Berdine Grünewald (born Anne Berdine Grünewald, 15 August 1914 – 7 August 1994) was a South African actress.

==Career==
Grünewald made her career break in 1935 with the role of Esther, originally played by Elsa Fouché, in Oom Paul, presented by Hendrik and Mathilde Hanekom's touring company. She stayed with the Hanekoms for a number of years before joining André Huguenet for Die Kwaksalwer in 1939. She also appeared at the Volksteater and with the National Theatre Organisation. She played opposite Huguenet as Ophelia in his Afrikaans-language version of Hamlet in 1947 and as Lady Macduff in Macbeth in 1950. She toured Australia in 1951 with the British Commonwealth Theatre Company. Her last stage performance in South Africa was in Die Dame met die Kamelias in 1966.

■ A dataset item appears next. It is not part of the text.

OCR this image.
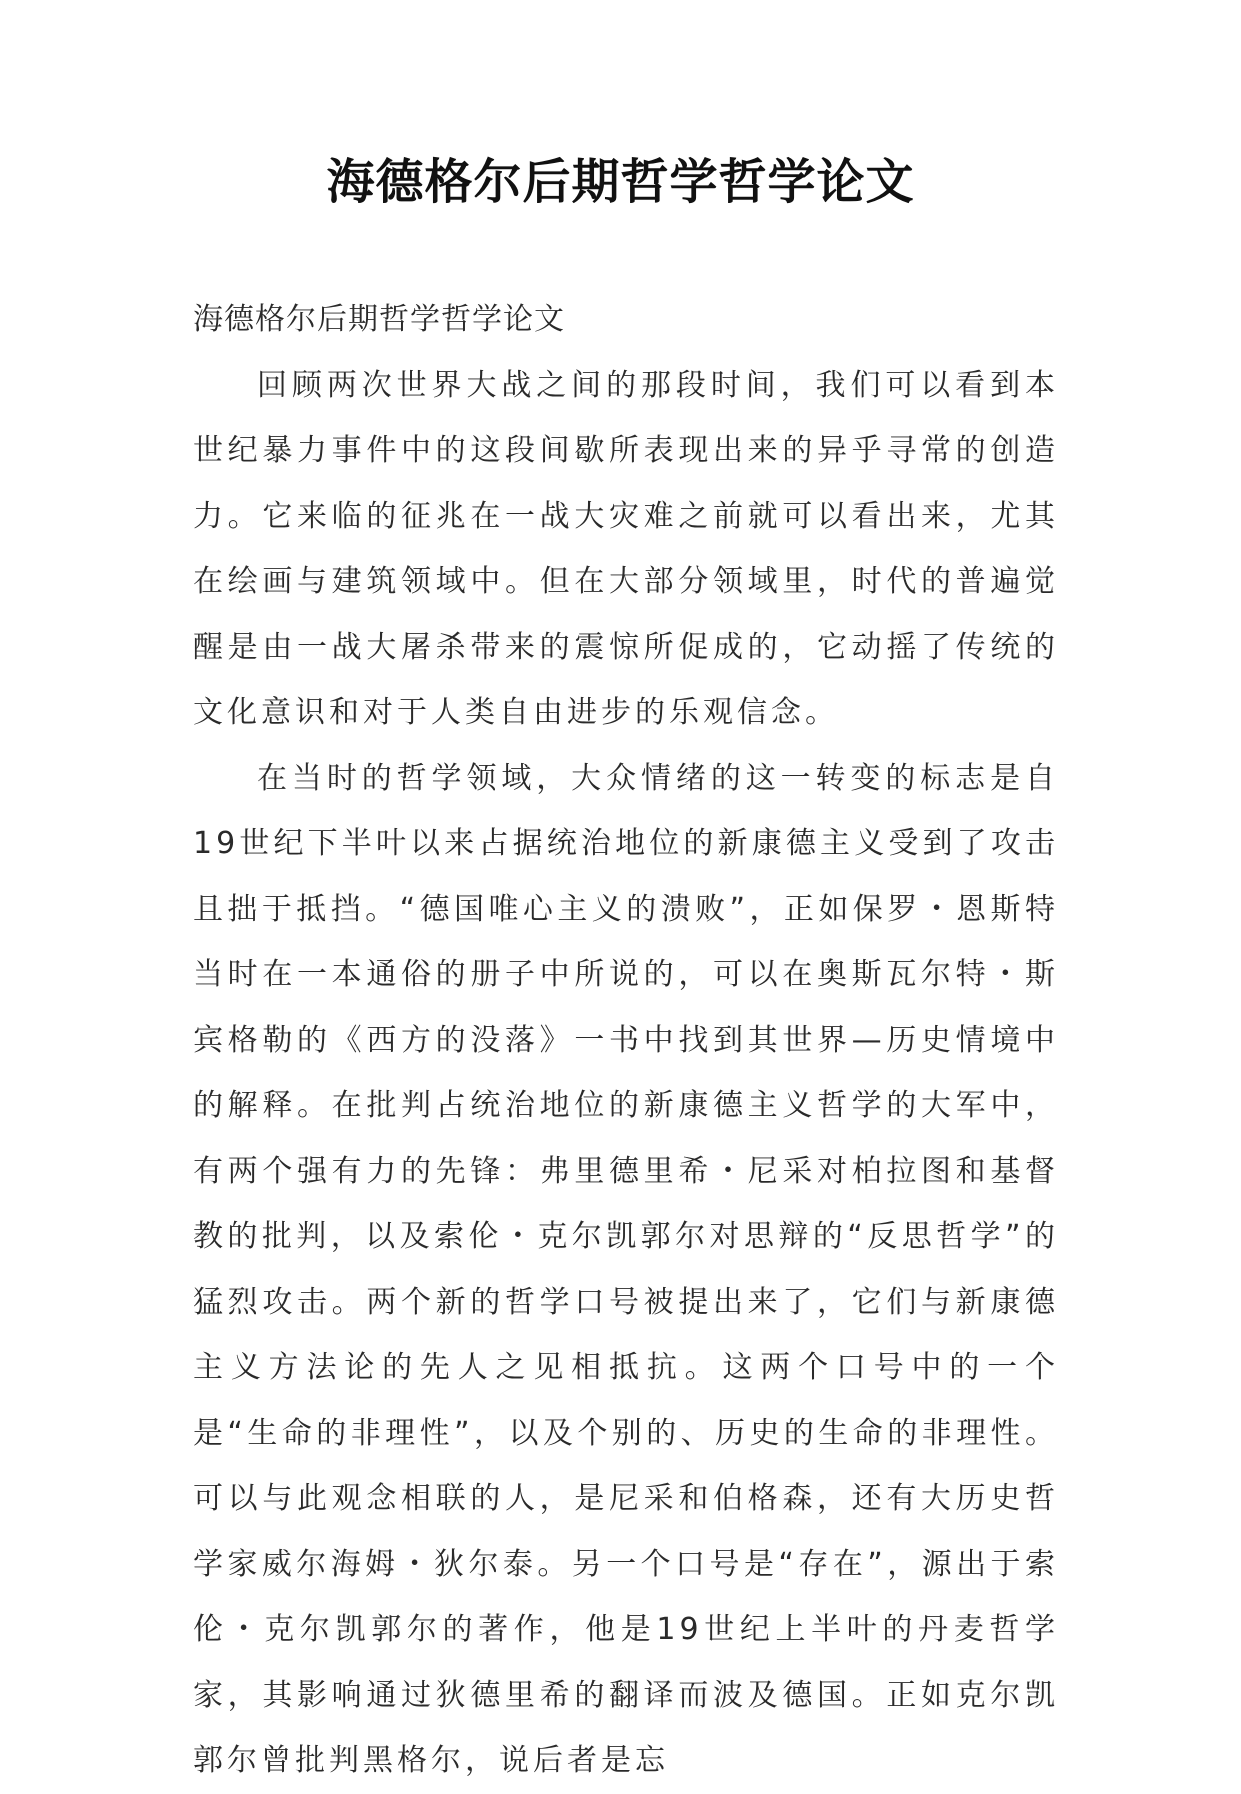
海德格尔后期哲学哲学论文

海德格尔后期哲学哲学论文

回顾两次世界大战之间的那段时间，我们可以看到本世纪暴力事件中的这段间歇所表现出来的异乎寻常的创造力。它来临的征兆在一战大灾难之前就可以看出来，尤其在绘画与建筑领域中。但在大部分领域里，时代的普遍觉醒是由一战大屠杀带来的震惊所促成的，它动摇了传统的文化意识和对于人类自由进步的乐观信念。

在当时的哲学领域，大众情绪的这一转变的标志是自19世纪下半叶以来占据统治地位的新康德主义受到了攻击且拙于抵挡。“德国唯心主义的溃败”，正如保罗・恩斯特当时在一本通俗的册子中所说的，可以在奥斯瓦尔特・斯宾格勒的《西方的没落》一书中找到其世界—历史情境中的解释。在批判占统治地位的新康德主义哲学的大军中，有两个强有力的先锋：弗里德里希・尼采对柏拉图和基督教的批判，以及索伦・克尔凯郭尔对思辩的“反思哲学”的猛烈攻击。两个新的哲学口号被提出来了，它们与新康德主义方法论的先人之见相抵抗。这两个口号中的一个是“生命的非理性”，以及个别的、历史的生命的非理性。可以与此观念相联的人，是尼采和伯格森，还有大历史哲学家威尔海姆・狄尔泰。另一个口号是“存在”，源出于索伦・克尔凯郭尔的著作，他是19世纪上半叶的丹麦哲学家，其影响通过狄德里希的翻译而波及德国。正如克尔凯郭尔曾批判黑格尔，说后者是忘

She also appeared in a small number of films: uncredited, in Zoltan Korda's film version of Cry, the Beloved Country (1951), Bladon Peake's Inspan (1953) and Gerrie Snyman's Die Leeu van Punda Maria (1954).

==Personal life==
Grünewald married Barend Botha, a medical practitioner, in 1939. She then married American playwright Robert Ardrey on 11 August 1960.